While it is true that Keystone XL would likely still not be completed and in-service today had Biden not ended the project by executive fiat, it is important to think back and remember how this critical piece of infrastructure that would create as many as 10,000 high-paying jobs was held up by climate activists and bureaucrats in the Obama and Trump administrations for a decade before Biden ascended to the presidency. If the federal government employed a permitting process that was rational and based on facts and reality, this pipeline would have been placed in service years ago.
But the reality is that the generating factors of energy-related issues that are impeding America’s economy today have been in place for many years: A set of federal statutes that are overly vague and open to bureaucratic and judicial interpretation and abuse, combined with agenda-driven political appointees who believe their duty is to impede the production of abundant and affordable energy that the public demands.
If President Biden and his advisors truly want to improve the ability for Canada to import more oil into the U.S., how about invoking the Defense Production Act as a means of expediting the build-out of the remainder of the Keystone XL system? Maybe even provide some subsidy dollars to make up for a portion of the huge losses TC Energy incurred when its’ cross-border permit was cancelled without cause.

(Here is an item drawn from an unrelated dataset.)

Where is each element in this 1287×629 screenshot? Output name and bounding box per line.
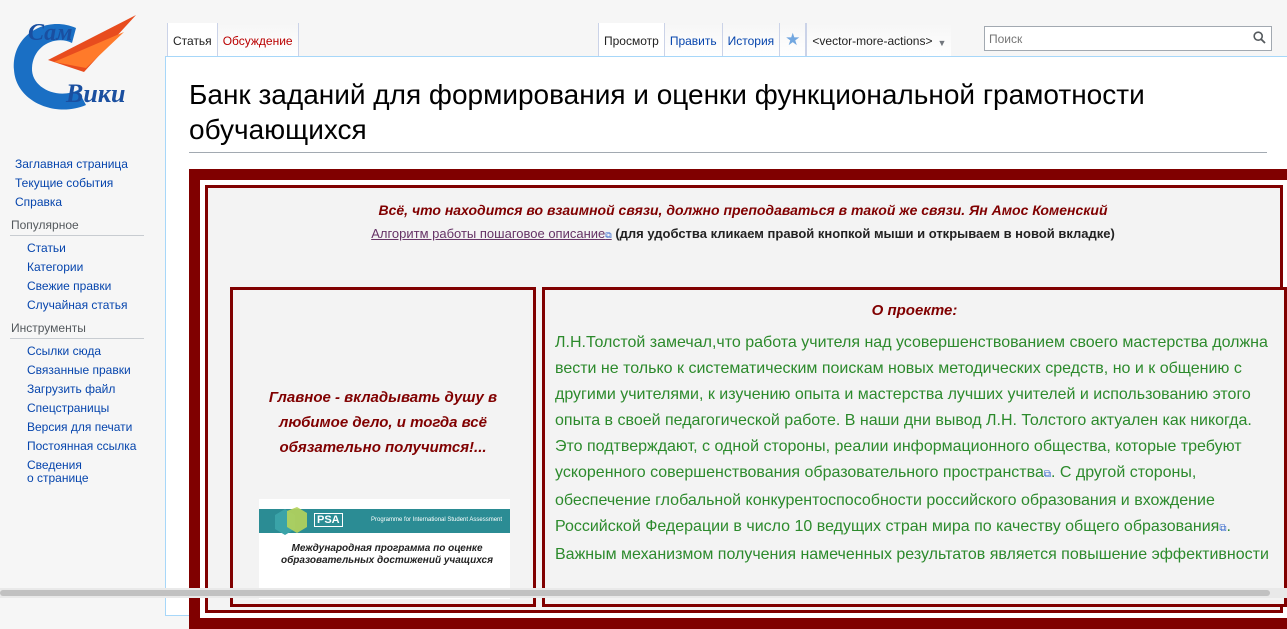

But that’s just dreaming of what might happen in a reasonable world. Instead, we see the same federal government whose policies and bureaucracies created the energy-related issues facing the country today now scrambling to find other solutions, and not having much luck. Nobody could have seen that coming, right?
We should all wish these government Keystone Cops the best of luck, but history strongly advises us not be overly optimistic about their capacity to land on a useful result.